(Note: The New York Times originally reported that the number of planes being grounded was 81 but it now reports that number is 79)
After an incident yesterday where a 3 foot hole burst open on the top of a Southwest Airlines 737 in mid flight, the airlines has grounded several 737s until they can be further inspected The New York Times reports.
“We’re taking them out of service to inspect them over the next few days,” Whitney Eichinger, a Southwest spokeswoman, said Saturday. Ms. Eichinger said they would be “looking for the same type of aircraft skin fatigue.”
The Southwest plane, a 15-year old Boeing 737-300, was sailing along at 36,000 feet on Friday afternoon en route to Sacramento from Phoenix when passengers heard an explosion.

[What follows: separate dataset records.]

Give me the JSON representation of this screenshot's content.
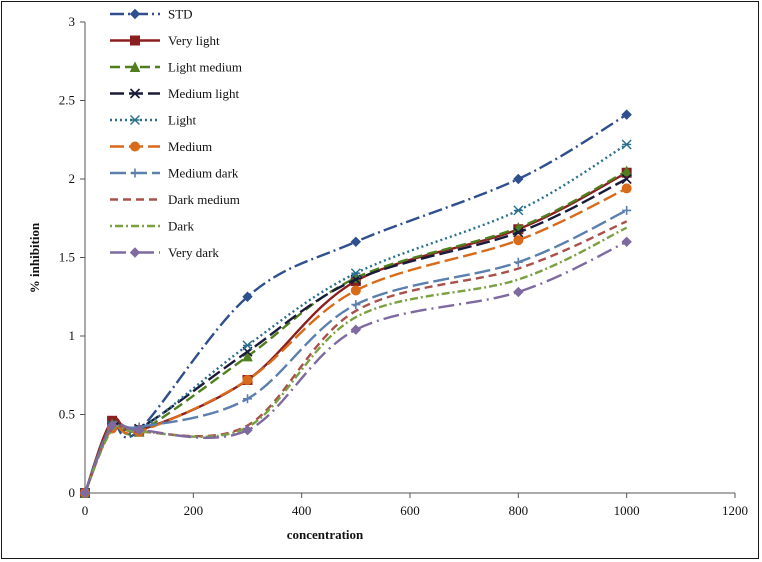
{
  "chart_data": {
    "type": "line",
    "title": "",
    "xlabel": "concentration",
    "ylabel": "% inhibition",
    "xlim": [
      0,
      1200
    ],
    "ylim": [
      0,
      3
    ],
    "xticks": [
      0,
      200,
      400,
      600,
      800,
      1000,
      1200
    ],
    "yticks": [
      0,
      0.5,
      1,
      1.5,
      2,
      2.5,
      3
    ],
    "grid": false,
    "legend_position": "top-left",
    "x": [
      0,
      50,
      100,
      300,
      500,
      800,
      1000
    ],
    "series": [
      {
        "name": "STD",
        "color": "#2f4f8f",
        "dash": "14 4 2 4",
        "marker": "diamond",
        "values": [
          0,
          0.42,
          0.4,
          1.25,
          1.6,
          2.0,
          2.41
        ]
      },
      {
        "name": "Very light",
        "color": "#8b1f1f",
        "dash": "",
        "marker": "square",
        "values": [
          0,
          0.46,
          0.4,
          0.72,
          1.35,
          1.68,
          2.04
        ]
      },
      {
        "name": "Light medium",
        "color": "#4f7f1f",
        "dash": "10 5",
        "marker": "triangle",
        "values": [
          0,
          0.44,
          0.39,
          0.87,
          1.37,
          1.69,
          2.05
        ]
      },
      {
        "name": "Medium light",
        "color": "#1a1a3a",
        "dash": "14 5",
        "marker": "x",
        "values": [
          0,
          0.43,
          0.41,
          0.9,
          1.36,
          1.66,
          2.0
        ]
      },
      {
        "name": "Light",
        "color": "#2a6f8f",
        "dash": "2 3",
        "marker": "star",
        "values": [
          0,
          0.43,
          0.4,
          0.94,
          1.4,
          1.8,
          2.22
        ]
      },
      {
        "name": "Medium",
        "color": "#d86a1a",
        "dash": "14 5",
        "marker": "circle",
        "values": [
          0,
          0.41,
          0.39,
          0.72,
          1.29,
          1.61,
          1.94
        ]
      },
      {
        "name": "Medium dark",
        "color": "#5b7fae",
        "dash": "16 5",
        "marker": "plus",
        "values": [
          0,
          0.43,
          0.42,
          0.6,
          1.2,
          1.47,
          1.8
        ]
      },
      {
        "name": "Dark medium",
        "color": "#a8504a",
        "dash": "8 5",
        "marker": "none",
        "values": [
          0,
          0.41,
          0.39,
          0.43,
          1.16,
          1.43,
          1.73
        ]
      },
      {
        "name": "Dark",
        "color": "#7aa040",
        "dash": "2 3 8 3",
        "marker": "none",
        "values": [
          0,
          0.4,
          0.39,
          0.42,
          1.12,
          1.36,
          1.69
        ]
      },
      {
        "name": "Very dark",
        "color": "#7e6aa0",
        "dash": "16 5 2 5",
        "marker": "diamond",
        "values": [
          0,
          0.43,
          0.4,
          0.4,
          1.04,
          1.28,
          1.6
        ]
      }
    ]
  }
}
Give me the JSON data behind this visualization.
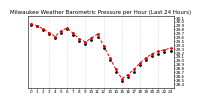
{
  "title": "Milwaukee Weather Barometric Pressure per Hour (Last 24 Hours)",
  "hours": [
    0,
    1,
    2,
    3,
    4,
    5,
    6,
    7,
    8,
    9,
    10,
    11,
    12,
    13,
    14,
    15,
    16,
    17,
    18,
    19,
    20,
    21,
    22,
    23
  ],
  "pressure1": [
    29.92,
    29.88,
    29.78,
    29.68,
    29.58,
    29.72,
    29.8,
    29.65,
    29.5,
    29.42,
    29.52,
    29.62,
    29.32,
    29.02,
    28.72,
    28.48,
    28.58,
    28.72,
    28.88,
    29.02,
    29.12,
    29.18,
    29.22,
    29.26
  ],
  "pressure2": [
    29.95,
    29.9,
    29.82,
    29.72,
    29.62,
    29.76,
    29.84,
    29.7,
    29.56,
    29.48,
    29.58,
    29.68,
    29.38,
    29.08,
    28.78,
    28.54,
    28.64,
    28.78,
    28.94,
    29.08,
    29.18,
    29.24,
    29.28,
    29.32
  ],
  "ylim": [
    28.3,
    30.15
  ],
  "ytick_values": [
    30.1,
    30.0,
    29.9,
    29.8,
    29.7,
    29.6,
    29.5,
    29.4,
    29.3,
    29.2,
    29.1,
    29.0,
    28.9,
    28.8,
    28.7,
    28.6,
    28.5,
    28.4
  ],
  "ytick_labels": [
    "30.1",
    "30.0",
    "29.9",
    "29.8",
    "29.7",
    "29.6",
    "29.5",
    "29.4",
    "29.3",
    "29.2",
    "29.1",
    "29.0",
    "28.9",
    "28.8",
    "28.7",
    "28.6",
    "28.5",
    "28.4"
  ],
  "color1": "#000000",
  "color2": "#dd0000",
  "bg_color": "#ffffff",
  "grid_color": "#bbbbbb",
  "title_fontsize": 4.0,
  "tick_fontsize": 3.0,
  "linewidth": 0.7,
  "markersize": 2.0
}
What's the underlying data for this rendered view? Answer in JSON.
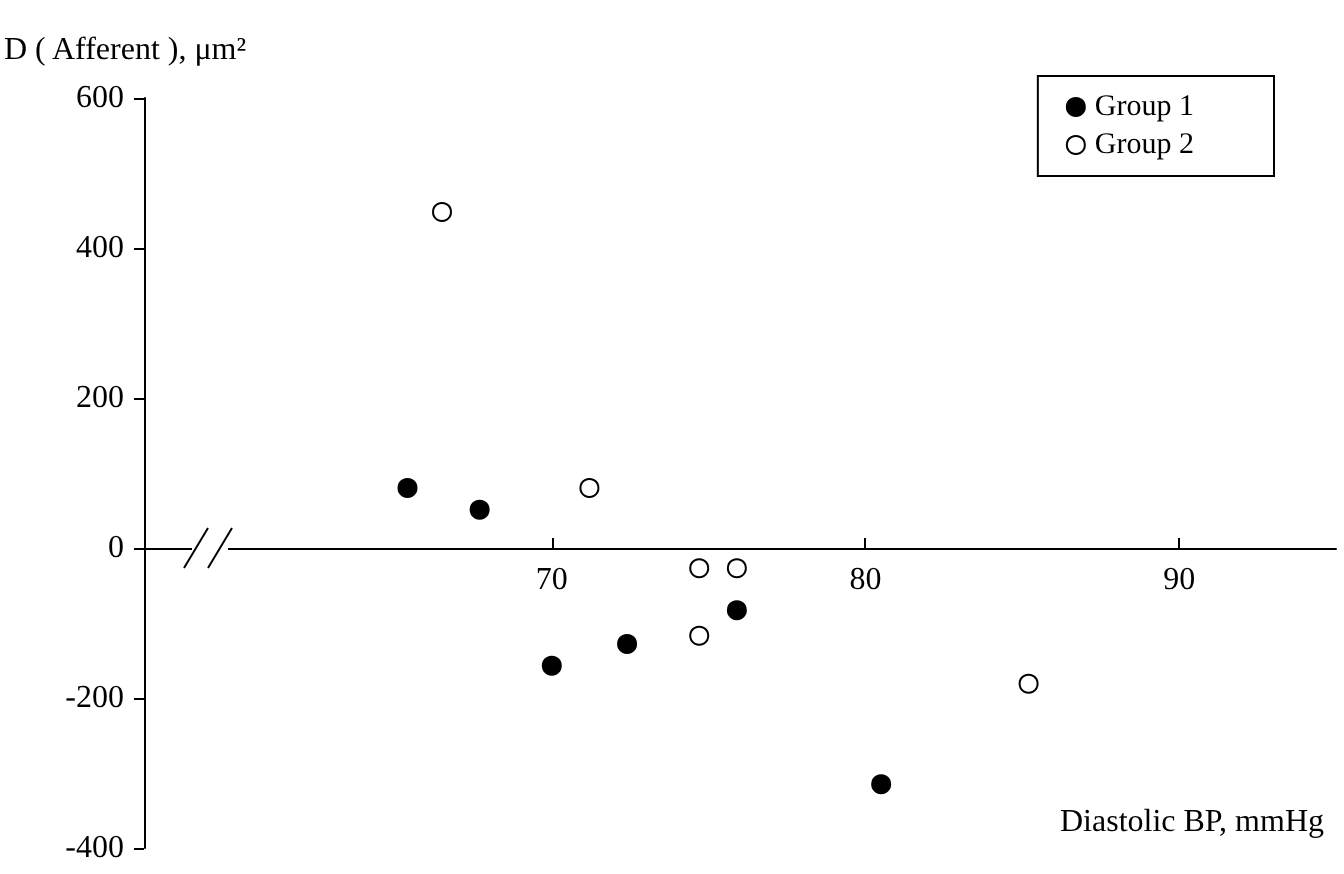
{
  "chart_data": {
    "type": "scatter",
    "ylabel": "D ( Afferent ), μm²",
    "xlabel": "Diastolic BP, mmHg",
    "xlim": [
      57,
      95
    ],
    "xticks": [
      70,
      80,
      90
    ],
    "ylim": [
      -400,
      600
    ],
    "yticks": [
      -400,
      -200,
      0,
      200,
      400,
      600
    ],
    "legend": "top right",
    "marker": "circle",
    "series": [
      {
        "name": "Group 1",
        "color": "#000000",
        "x": [
          65.4,
          67.7,
          70,
          72.4,
          75.9,
          80.5
        ],
        "values": [
          80,
          51,
          -157,
          -128,
          -83,
          -315
        ]
      },
      {
        "name": "Group 2",
        "color": "#ffffff",
        "x": [
          66.5,
          71.2,
          74.7,
          75.9,
          74.7,
          85.2
        ],
        "values": [
          448,
          80,
          -27,
          -27,
          -117,
          -181
        ]
      }
    ]
  }
}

The Associated Press reported that one woman described it as “gunshot-like.”
Southwest’s entire fleet is made of 737s but only its 737-300s were grounded as apart of the inspections.
While the cause is currently unknown, the Times article goes on to cite a former NTSB chairman, James E. Hall, who implies that Southwest’s aggressive flight scheduling, where planes make quick turnarounds in an effort to reduce costs, may be taking a toll on Southwest’s fleet before adding that the airline traditionally has had “a good safety program”.
The safety of Southwest’s fleet has come under scrutiny since the incident but it should be noted that the airline has only experienced one fatality in its nearly 40 years in service.